Alexandra shook her fist. “Ow!”

“Feel better?” Jacob asked.

“No. That hurt,” she said, rubbing a sore knuckle.

“It takes practice,” Jacob told her.

“I thought you said this guy was a ghost?” Joshua said.

“He is.”

Joshua pointed at the van then tapped his own lip. “Then why is he bleeding? Last time I checked, ghosts were dead. No blood.”

“He’s right,” Alexandra said, rubbing her sore knuckles. “He’s pretty solid.”

“In this form, yes,” Jacob said.

“I don’t understand.”

“It’s simple, Miss Holzer,” Jacob said. “The ghost has possessed this man. The outer body is just a shell, a human shell.”

“So it can be hurt?” she guessed.

“After a fashion.” Jacob scratched the back of his neck as if deliberating on whether or not to reveal more. “The spirit and the host are connected. If you hurt the host, the spirit will register the pain.”

“So, if we hurt them, we can stop them, right?”

“It will be difficult. There is nothing to stop them from vacating the host.”

She smiled. “But then they’re back to being spirits and that’s something we know how to handle, right?”

Jacob smiled. “I knew there was a reason I liked you.”

“We have to get to my father,” Alexandra said. “It’ll take too long to drive or take the train. I need options!” She had to shout over the rising thrum until she realized what was causing the noise.

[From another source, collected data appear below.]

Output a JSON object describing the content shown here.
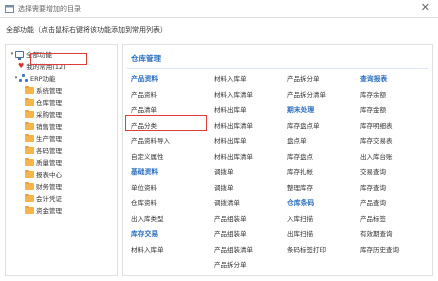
{
  "window": {
    "title": "选择需要增加的目录",
    "close_glyph": "✕"
  },
  "hint": "全部功能（点击鼠标右键将该功能添加到常用列表）",
  "tree": {
    "root": "全部功能",
    "favorites": "我的常用(12)",
    "erp": "ERP功能",
    "items": [
      "系统管理",
      "仓库管理",
      "采购管理",
      "销售管理",
      "生产管理",
      "各码管理",
      "质量管理",
      "报表中心",
      "财务管理",
      "会计凭证",
      "资金管理"
    ],
    "selected": "仓库管理"
  },
  "panel": {
    "heading": "仓库管理",
    "columns": [
      [
        {
          "text": "产品资料",
          "group": true
        },
        {
          "text": "产品资料"
        },
        {
          "text": "产品清单"
        },
        {
          "text": "产品分类",
          "highlight": true
        },
        {
          "text": "产品资料导入"
        },
        {
          "text": "自定义属性"
        },
        {
          "text": "基础资料",
          "group": true
        },
        {
          "text": "单位资料"
        },
        {
          "text": "仓库资料"
        },
        {
          "text": "出入库类型"
        },
        {
          "text": "库存交易",
          "group": true
        },
        {
          "text": "材料入库单"
        }
      ],
      [
        {
          "text": "材料入库单"
        },
        {
          "text": "材料入库清单"
        },
        {
          "text": "材料出库单"
        },
        {
          "text": "材料出库清单"
        },
        {
          "text": "材料出库单"
        },
        {
          "text": "材料出库清单"
        },
        {
          "text": "调拨单"
        },
        {
          "text": "调拨单"
        },
        {
          "text": "调拨清单"
        },
        {
          "text": "产品组装单"
        },
        {
          "text": "产品组装单"
        },
        {
          "text": "产品组装清单"
        },
        {
          "text": "产品拆分单"
        }
      ],
      [
        {
          "text": "产品拆分单"
        },
        {
          "text": "产品拆分清单"
        },
        {
          "text": "期末处理",
          "group": true
        },
        {
          "text": "库存盘点单"
        },
        {
          "text": "盘点单"
        },
        {
          "text": "库存盘点"
        },
        {
          "text": "库存扎帐"
        },
        {
          "text": "整理库存"
        },
        {
          "text": "仓库条码",
          "group": true
        },
        {
          "text": "入库扫描"
        },
        {
          "text": "出库扫描"
        },
        {
          "text": "条码标签打印"
        }
      ],
      [
        {
          "text": "查询报表",
          "group": true
        },
        {
          "text": "库存余额"
        },
        {
          "text": "库存金额"
        },
        {
          "text": "库存明细表"
        },
        {
          "text": "库存交易表"
        },
        {
          "text": "出入库台账"
        },
        {
          "text": "交易查询"
        },
        {
          "text": "库存查询"
        },
        {
          "text": "产品查询"
        },
        {
          "text": "产品标签"
        },
        {
          "text": "有效期查询"
        },
        {
          "text": "库存历史查询"
        }
      ]
    ]
  }
}
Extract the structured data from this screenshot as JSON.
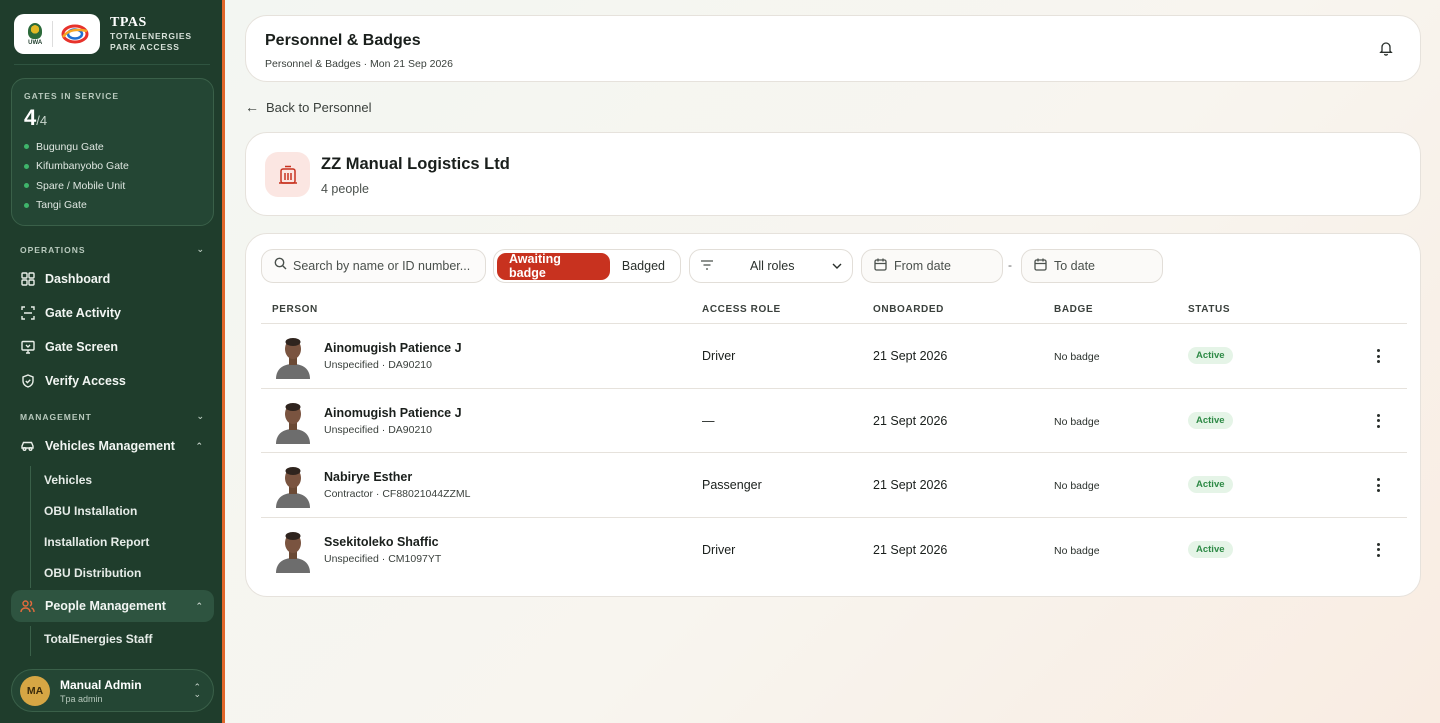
{
  "brand": {
    "title": "TPAS",
    "subtitle_line1": "TOTALENERGIES",
    "subtitle_line2": "PARK ACCESS",
    "uwa_text": "UWA"
  },
  "gates": {
    "label": "GATES IN SERVICE",
    "count": "4",
    "total": "/4",
    "items": [
      "Bugungu Gate",
      "Kifumbanyobo Gate",
      "Spare / Mobile Unit",
      "Tangi Gate"
    ]
  },
  "nav": {
    "operations_label": "OPERATIONS",
    "operations": [
      {
        "label": "Dashboard",
        "icon": "grid-icon"
      },
      {
        "label": "Gate Activity",
        "icon": "scan-icon"
      },
      {
        "label": "Gate Screen",
        "icon": "monitor-icon"
      },
      {
        "label": "Verify Access",
        "icon": "shield-check-icon"
      }
    ],
    "management_label": "MANAGEMENT",
    "vehicles_label": "Vehicles Management",
    "vehicles_sub": [
      "Vehicles",
      "OBU Installation",
      "Installation Report",
      "OBU Distribution"
    ],
    "people_label": "People Management",
    "people_sub": [
      "TotalEnergies Staff"
    ]
  },
  "user": {
    "initials": "MA",
    "name": "Manual Admin",
    "role": "Tpa admin"
  },
  "header": {
    "title": "Personnel & Badges",
    "subtitle": "Personnel & Badges · Mon 21 Sep 2026"
  },
  "back_label": "Back to Personnel",
  "company": {
    "name": "ZZ Manual Logistics Ltd",
    "count": "4 people"
  },
  "filters": {
    "search_placeholder": "Search by name or ID number...",
    "seg_awaiting": "Awaiting badge",
    "seg_badged": "Badged",
    "roles_value": "All roles",
    "from_date": "From date",
    "to_date": "To date",
    "separator": "-"
  },
  "table": {
    "headers": {
      "person": "PERSON",
      "role": "ACCESS ROLE",
      "onboarded": "ONBOARDED",
      "badge": "BADGE",
      "status": "STATUS"
    },
    "rows": [
      {
        "name": "Ainomugish Patience J",
        "meta": "Unspecified · DA90210",
        "role": "Driver",
        "onboarded": "21 Sept 2026",
        "badge": "No badge",
        "status": "Active"
      },
      {
        "name": "Ainomugish Patience J",
        "meta": "Unspecified · DA90210",
        "role": "—",
        "onboarded": "21 Sept 2026",
        "badge": "No badge",
        "status": "Active"
      },
      {
        "name": "Nabirye Esther",
        "meta": "Contractor · CF88021044ZZML",
        "role": "Passenger",
        "onboarded": "21 Sept 2026",
        "badge": "No badge",
        "status": "Active"
      },
      {
        "name": "Ssekitoleko Shaffic",
        "meta": "Unspecified · CM1097YT",
        "role": "Driver",
        "onboarded": "21 Sept 2026",
        "badge": "No badge",
        "status": "Active"
      }
    ]
  },
  "colors": {
    "sidebar": "#1f3d2c",
    "accent": "#c8321f",
    "status_active": "#2e8a46"
  }
}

She looked up; they all did, just in time to see a black helicopter hover over the alley before settling onto the roof of the building that housed the OAGI.

“I know,” Jacob said over the noise of whirring blades. “I took the liberty of arranging transportation for us.”

“Us?” Joshua asked.

“Yes,” Jacob said. “I’m going with you.”

“Then so am I,” Samuel said.

“Me too,” Joshua added.

“Sounds like a party,” Jacob teased. He motioned toward the nearest entrance to the building. “Shall we?”

Alexandra was the first one up the stairs, the others hot on her heels.

Minutes later, the helicopter lifted into the air and angled away from the building that housed the Office of Angel Guides on a straight shot toward Holzer House.

As she watched the city pass by beneath her, Alexandra hoped they were fast enough.